# Show multivariate Beta integrates to 1

I am trying to either find or construct a concrete example of a multivariate Beta distribution (Dirichlet) that integrates to $1$.

From the definition of the Beta distribution, we have $$\int \frac{\Gamma(\alpha_1 + \alpha_2)}{\Gamma(\alpha_1)\Gamma(\alpha_2)}x^{\alpha_1-1}(1-x)^{\alpha_2-1} \rm \, dx = 1$$

The Dirichlet is multivariate generalization of the Beta, so it seems to me that the same can be expressed alternatively as follows (where $\sum_{i=1}^k x_i=1$), or am I mistaken? If so, what are the correct integration bounds? $$\iint \frac{\Gamma(\alpha_1 + \alpha_2)}{\Gamma(\alpha_1)\Gamma(\alpha_2)}x_1^{\alpha_1-1}x_2^{\alpha_2-1} \rm \, dx_2 \, \rm dx_1 = 1?$$

Now suppose an example with $k = 3; \mathbf{x} = (x_1, x_2, x_3)$.

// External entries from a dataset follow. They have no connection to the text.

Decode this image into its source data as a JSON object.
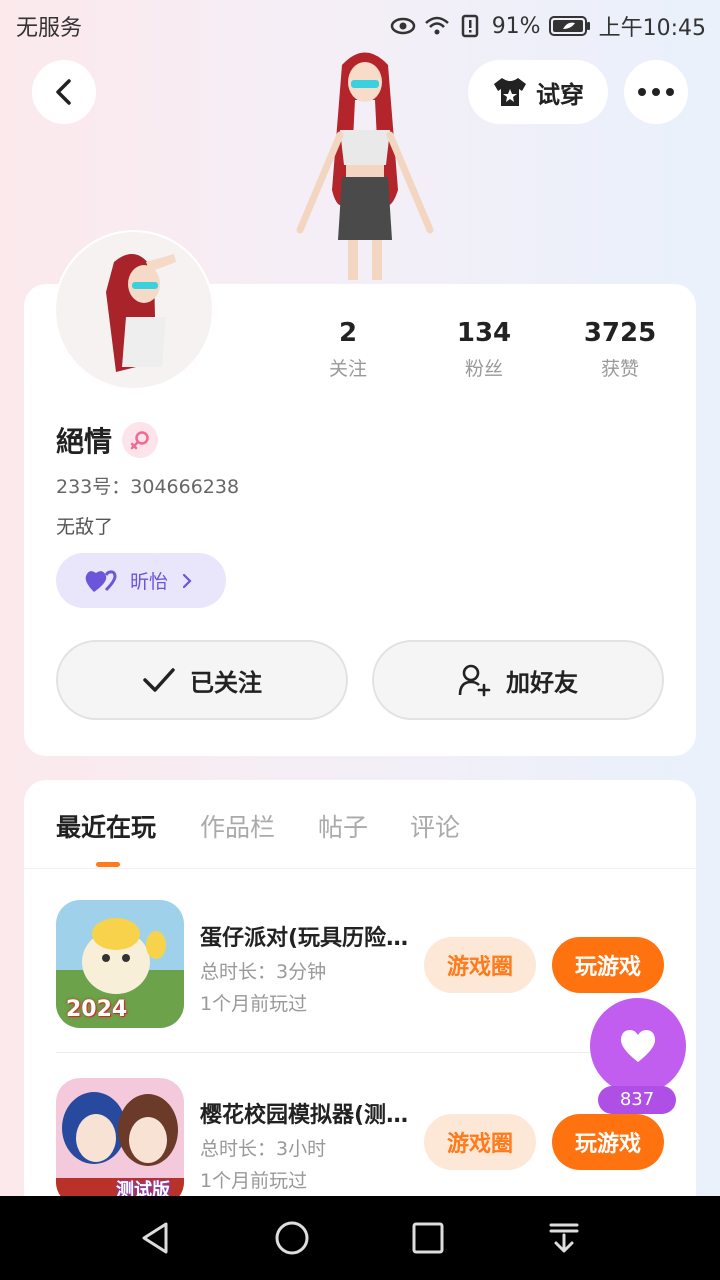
{
  "status_bar": {
    "carrier": "无服务",
    "battery": "91%",
    "time": "上午10:45"
  },
  "header": {
    "try_on_label": "试穿"
  },
  "profile": {
    "stats": [
      {
        "value": "2",
        "label": "关注"
      },
      {
        "value": "134",
        "label": "粉丝"
      },
      {
        "value": "3725",
        "label": "获赞"
      }
    ],
    "username": "絕情",
    "uid": "233号：304666238",
    "bio": "无敌了",
    "relation_tag": "昕怡",
    "follow_label": "已关注",
    "add_friend_label": "加好友"
  },
  "tabs": [
    {
      "label": "最近在玩",
      "active": true
    },
    {
      "label": "作品栏",
      "active": false
    },
    {
      "label": "帖子",
      "active": false
    },
    {
      "label": "评论",
      "active": false
    }
  ],
  "games": [
    {
      "title": "蛋仔派对(玩具历险记)",
      "duration": "总时长：3分钟",
      "last_played": "1个月前玩过",
      "circle_label": "游戏圈",
      "play_label": "玩游戏",
      "icon_text": "2024"
    },
    {
      "title": "樱花校园模拟器(测试版)",
      "duration": "总时长：3小时",
      "last_played": "1个月前玩过",
      "circle_label": "游戏圈",
      "play_label": "玩游戏",
      "icon_text": "测试版"
    }
  ],
  "like_fab": {
    "count": "837"
  },
  "colors": {
    "accent_orange": "#ff7210",
    "accent_purple": "#c15ef0",
    "relation_purple": "#6b55d9"
  }
}
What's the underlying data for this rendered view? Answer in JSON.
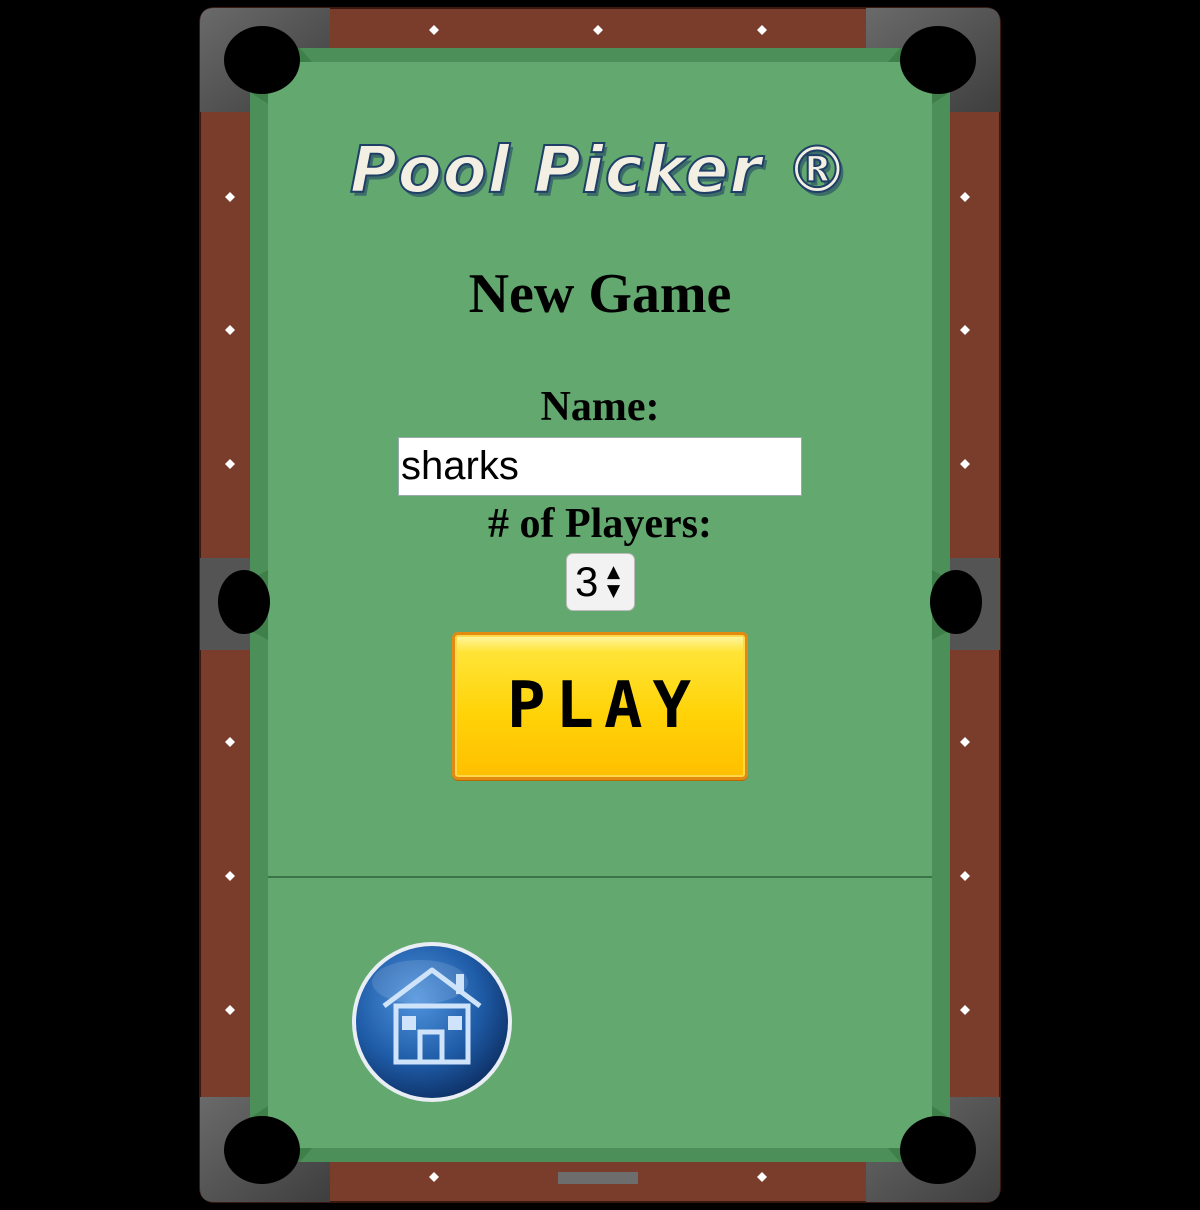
{
  "app": {
    "title": "Pool Picker ®"
  },
  "screen": {
    "heading": "New Game"
  },
  "form": {
    "name_label": "Name:",
    "name_value": "sharks",
    "players_label": "# of Players:",
    "players_value": "3",
    "play_label": "PLAY"
  },
  "icons": {
    "home": "home-icon",
    "stepper_up": "triangle-up-icon",
    "stepper_down": "triangle-down-icon"
  },
  "colors": {
    "felt": "#63a86f",
    "rail_wood": "#7b3d2b",
    "corner_metal": "#545454",
    "play_button": "#ffd308",
    "home_button": "#1f5ca8"
  }
}
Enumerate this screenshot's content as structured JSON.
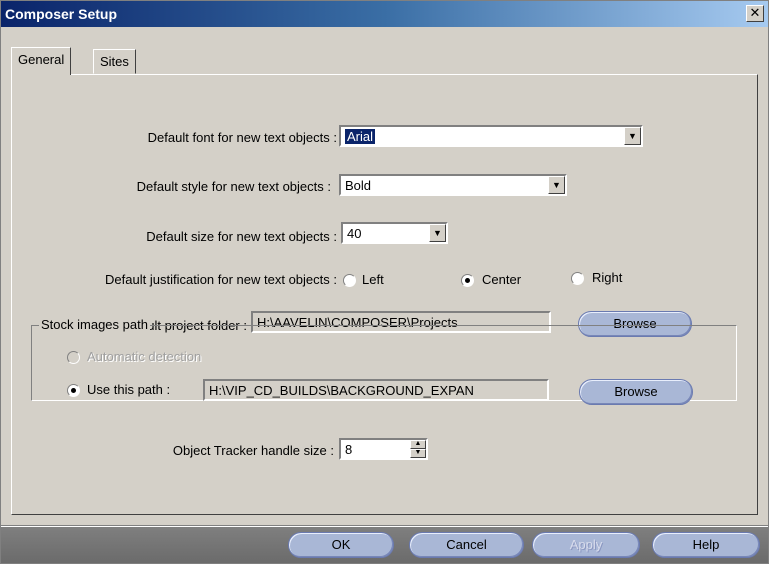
{
  "window": {
    "title": "Composer Setup",
    "close_glyph": "✕"
  },
  "tabs": [
    {
      "label": "General",
      "active": true
    },
    {
      "label": "Sites",
      "active": false
    }
  ],
  "general": {
    "font_label": "Default font for new text objects :",
    "font_value": "Arial",
    "style_label": "Default style for new text objects :",
    "style_value": "Bold",
    "size_label": "Default size for new text objects :",
    "size_value": "40",
    "justification_label": "Default justification for new text objects :",
    "justification_options": [
      {
        "label": "Left",
        "selected": false
      },
      {
        "label": "Center",
        "selected": true
      },
      {
        "label": "Right",
        "selected": false
      }
    ],
    "project_folder_label": "Default project folder :",
    "project_folder_value": "H:\\AAVELIN\\COMPOSER\\Projects",
    "browse_label": "Browse",
    "stock_group_title": "Stock images path",
    "auto_detect_label": "Automatic detection",
    "use_path_label": "Use this path :",
    "use_path_value": "H:\\VIP_CD_BUILDS\\BACKGROUND_EXPAN",
    "tracker_label": "Object Tracker handle size :",
    "tracker_value": "8"
  },
  "footer": {
    "ok": "OK",
    "cancel": "Cancel",
    "apply": "Apply",
    "help": "Help"
  },
  "icons": {
    "dropdown": "chevron-down-icon",
    "spin_up": "spin-up-icon",
    "spin_down": "spin-down-icon"
  },
  "colors": {
    "title_bar": "#0a246a",
    "selection": "#0a246a",
    "button_pill": "#a9b7d6",
    "dialog_bg": "#d4d0c8",
    "footer_bg": "#737373"
  }
}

$$\iiint \frac{\Gamma(\alpha_1 + \alpha_2 + \alpha_3)}{\Gamma(\alpha_1)\Gamma(\alpha_2)\Gamma(\alpha_3)}x_1^{\alpha_1-1}x_2^{\alpha_2-1}x_3^{\alpha_3-1} \rm \, dx_3 \rm \, dx_2 \, \rm dx_1$$

How would you go about evaluating this integral? For example, as follows?

$$=\frac{\Gamma(\alpha_1 + \alpha_2 + \alpha_3)}{\Gamma(\alpha_1)\Gamma(\alpha_2)\Gamma(\alpha_3)} \iint x_1^{\alpha_1-1}x_2^{\alpha_2-1} \frac{1^{\alpha_3}}{\alpha_3} \rm \, \, dx_2 \, \rm dx_1$$ $$=\frac{\Gamma(\alpha_1 + \alpha_2 + \alpha_3)}{\Gamma(\alpha_1)\Gamma(\alpha_2)\Gamma(\alpha_3)} \int_{0}^{1} x_1^{\alpha_1-1} \frac{1}{\alpha_2} \frac{1}{\alpha_3} \rm \, \rm dx_1$$

Finally, is there a less tedious way to do so, besides evaluating the iterated integral over the $k$ variables $x_1, x_2, ... x_k$?

• Your second an third integrals, at least, are incorrect. The Dirichlet distribution with $n$ parameters is a distribution over an $(n-1)$-dimensional space (a simplex, to be precise). So you want to express one variable as 1 less the sum of the others. Commented Aug 4, 2013 at 8:37
• math.stackexchange.com/questions/207073/… Commented Dec 30, 2019 at 12:46

You can follow the proof in https://en.wikipedia.org/wiki/Beta_function#Relationship_between_gamma_function_and_beta_function. Here is an example to demonstrate $$\Gamma(x) \Gamma(y) \Gamma(z) = \Gamma(x+y+z) B(x,y,z)$$:
\begin{align} \Gamma(x) \Gamma(y) \Gamma(z) = & \int_{u=0}^{\infty}\int_{v=0}^{\infty}\int_{w=0}^{\infty} e^{-(u+v+w)} u^{x-1} v^{y-1} w^{z-1} dudvdw \\\\ = & \int_{p=0}^{\infty} \iint_{q+r\leq 1} e^{-p} p^{x+y+z-3} q^{x-1} r^{y-1} (1-q-r)^{z-1} |J(p,q,r)|dpdqdr \\\\ \end{align} In the transformation, we let $$u=pq, v=pr, w=p(1-q-r)$$ and the Jacobian determinant evaluate to $$p^2$$. It is easy to simplfy the result and get $$\Gamma(x+y+z) B(x,y,z)$$ from the definition for multivariate Beta function.
For $$n$$ variables, the key step is to compute the Jacobian determinant, which equals $$p^{n-2}$$.